Relationship between population demography and the linkage disequilibrium (LD) map. Colored boxes indicate the size of recurrently observed haplotypes in the sample. A small population undergoes strong genetic drift, which results in large haplotype blocks, and as the population size increases, these blocks get smaller. We believe that human demography is dominated by an out-of-Africa bottleneck, so that the picture moves from small haplotype blocks in Africa to larger blocks in the out-of-Africa populations due to founder effects and drift. But note that the breaks between the blocks in Africa will often remain breaks outside of Africa, preserving the locations of recombination hotspots. Redrawn from (91). Abbreviations: N_e, effective population size; ρ, the population recombination rate, also written as ρ = 4N_eμ, where μ is the mutation rate.

Figure 3

Sex-specific recombination intensity across the human genome. The observations that females produce gametes with more recombination than males, centromeres have low recombination, and telomeres have high recombination are all discernable. To obtain the genome-wide local recombination intensity (in cM/Mb), we performed a local regression on the Rutgers human linkage map version 2 (67). The local polynomial degree and weight function parameters were optimized by minimizing the local likelihood within a three-dimensional parameter grid for each chromosome arm (66). The optimal parameter combinations were selected by minimizing local Akaike information criterion (AIC) for male-specific and female-specific linkage maps separately. Computation was done using the Locfit package in the R statistical software v. 2.60 (http://www.r-project.org). Abbreviation: Chr, chromosome.

Figure 4

A substantial portion of all human recombination occurs in hotspots.

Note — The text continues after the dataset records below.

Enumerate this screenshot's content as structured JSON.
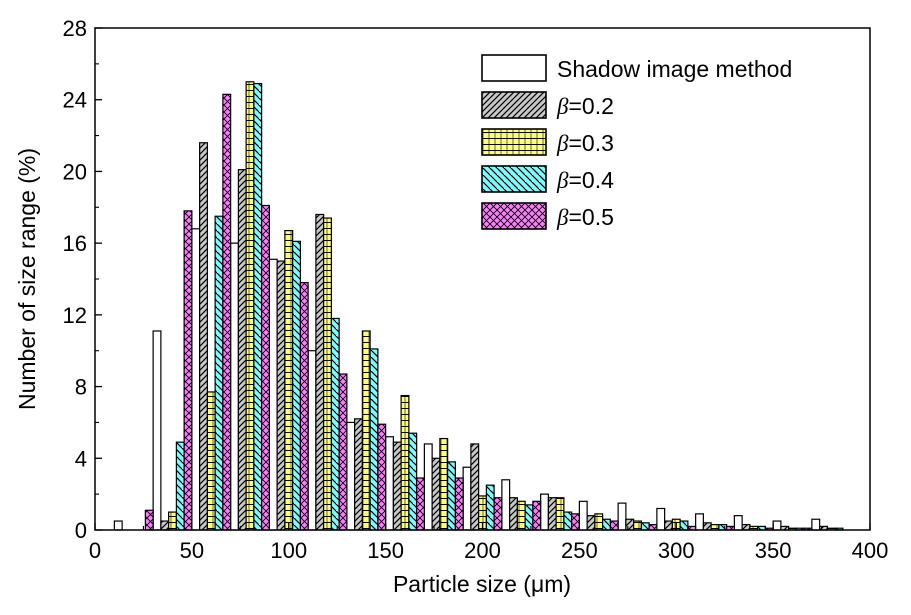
{
  "chart_data": {
    "type": "bar",
    "xlabel": "Particle size (μm)",
    "ylabel": "Number of size range (%)",
    "xlim": [
      0,
      400
    ],
    "ylim": [
      0,
      28
    ],
    "x_ticks": [
      "0",
      "50",
      "100",
      "150",
      "200",
      "250",
      "300",
      "350",
      "400"
    ],
    "y_ticks": [
      "0",
      "4",
      "8",
      "12",
      "16",
      "20",
      "24",
      "28"
    ],
    "legend_position": "top-right",
    "bin_width": 20,
    "bin_starts": [
      10,
      30,
      50,
      70,
      90,
      110,
      130,
      150,
      170,
      190,
      210,
      230,
      250,
      270,
      290,
      310,
      330,
      350,
      370,
      390
    ],
    "series": [
      {
        "name": "Shadow image method",
        "legend_prefix": "",
        "legend_symbol": "",
        "legend_suffix": "Shadow image method",
        "pattern": "none",
        "color": "#ffffff",
        "values": [
          0.5,
          11.1,
          16.8,
          16.0,
          15.1,
          10.0,
          6.0,
          5.2,
          4.8,
          3.5,
          2.8,
          2.0,
          1.6,
          1.5,
          1.2,
          0.9,
          0.8,
          0.5,
          0.6,
          0.0
        ]
      },
      {
        "name": "β=0.2",
        "legend_prefix": "",
        "legend_symbol": "β",
        "legend_suffix": "=0.2",
        "pattern": "diag",
        "color": "#c8c8c8",
        "values": [
          0.0,
          0.5,
          21.6,
          20.1,
          15.0,
          17.6,
          6.2,
          4.9,
          4.0,
          4.8,
          1.8,
          1.8,
          0.8,
          0.6,
          0.5,
          0.4,
          0.3,
          0.2,
          0.2,
          0.0
        ]
      },
      {
        "name": "β=0.3",
        "legend_prefix": "",
        "legend_symbol": "β",
        "legend_suffix": "=0.3",
        "pattern": "grid",
        "color": "#ffff7f",
        "values": [
          0.0,
          1.0,
          7.7,
          25.0,
          16.7,
          17.4,
          11.1,
          7.5,
          5.1,
          1.9,
          1.6,
          1.8,
          0.9,
          0.5,
          0.6,
          0.3,
          0.2,
          0.1,
          0.1,
          0.0
        ]
      },
      {
        "name": "β=0.4",
        "legend_prefix": "",
        "legend_symbol": "β",
        "legend_suffix": "=0.4",
        "pattern": "back",
        "color": "#7fffff",
        "values": [
          0.0,
          4.9,
          17.5,
          24.9,
          16.1,
          11.8,
          10.1,
          5.4,
          3.8,
          2.5,
          1.4,
          1.0,
          0.6,
          0.4,
          0.5,
          0.3,
          0.2,
          0.1,
          0.1,
          0.0
        ]
      },
      {
        "name": "β=0.5",
        "legend_prefix": "",
        "legend_symbol": "β",
        "legend_suffix": "=0.5",
        "pattern": "cross",
        "color": "#ff7fff",
        "values": [
          1.1,
          17.8,
          24.3,
          18.1,
          13.8,
          8.7,
          5.9,
          2.9,
          2.9,
          1.8,
          1.6,
          0.9,
          0.5,
          0.3,
          0.2,
          0.2,
          0.1,
          0.1,
          0.0,
          0.0
        ]
      }
    ]
  }
}
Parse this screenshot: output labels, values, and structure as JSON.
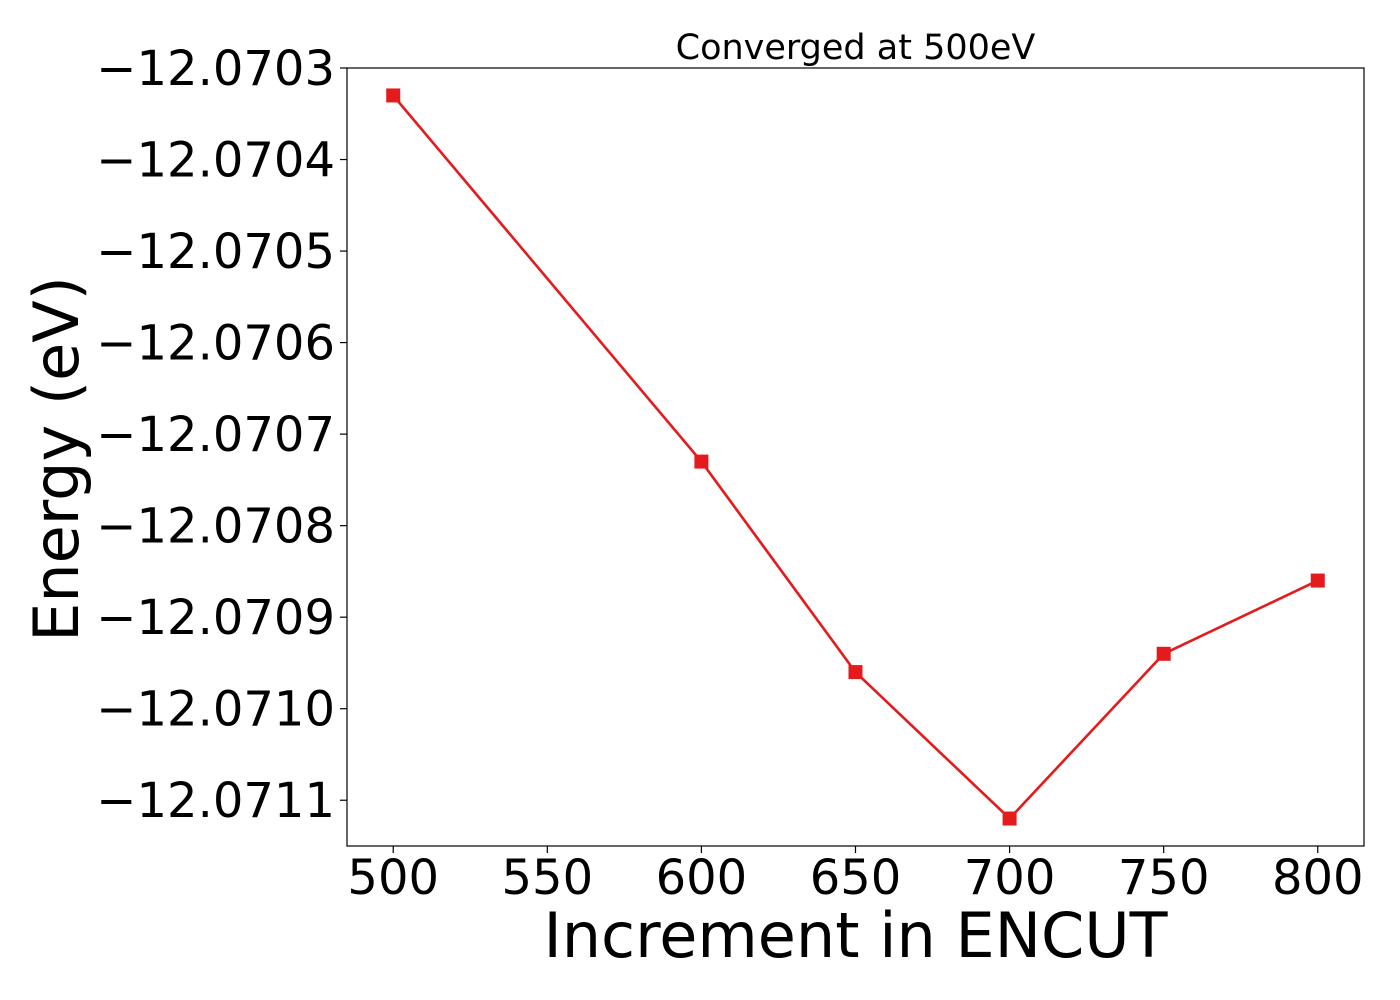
{
  "chart_data": {
    "type": "line",
    "title": "Converged at 500eV",
    "xlabel": "Increment in ENCUT",
    "ylabel": "Energy (eV)",
    "x": [
      500,
      600,
      650,
      700,
      750,
      800
    ],
    "series": [
      {
        "values": [
          -12.07033,
          -12.07073,
          -12.07096,
          -12.07112,
          -12.07094,
          -12.07086
        ],
        "color": "#e41a1c",
        "marker": "square"
      }
    ],
    "xlim": [
      485,
      815
    ],
    "ylim": [
      -12.07115,
      -12.0703
    ],
    "xticks": [
      500,
      550,
      600,
      650,
      700,
      750,
      800
    ],
    "xtick_labels": [
      "500",
      "550",
      "600",
      "650",
      "700",
      "750",
      "800"
    ],
    "yticks": [
      -12.0703,
      -12.0704,
      -12.0705,
      -12.0706,
      -12.0707,
      -12.0708,
      -12.0709,
      -12.071,
      -12.0711
    ],
    "ytick_labels": [
      "−12.0703",
      "−12.0704",
      "−12.0705",
      "−12.0706",
      "−12.0707",
      "−12.0708",
      "−12.0709",
      "−12.0710",
      "−12.0711"
    ],
    "grid": false,
    "legend": false
  }
}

If small windows of the genome are put in rank order of recombination intensity, the lowest 80% of the genome includes only 20% of the recombination events, according to the red curve, adapted from Myers et al. (73). The blue curve presents the result of using pedigree-based recombination data from Coop et al. (15, tbl. S7).

Figure 5

Structural variation and recombination. In copy number variation (CNV) regions, there is a deficit of markers in the Rutgers human linkage map (67) (left). The (HapMap) CNV data are from Redon et al. (27, 85). The CNV regions also have a lower sex-averaged recombination intensity compared with the rest of the genome (right). The asterisks indicate that the two contrasts are significant at P < 0.001. Abbreviation: CNV, copy number variation.

Figure 6

Among-population heterogeneity in linkage disequilibrium (LD). A collection of 107 single nucleotide polymorphisms (SNPs) spanning 1 Mbp of chromosome 22q was genotyped by Graffelman et al. (31) in samples from 28 different human populations. Plotted are the estimates of rho across this region in the major population groups studied in the HapMap project. There is an overall similarity across populations but also pronounced local differences.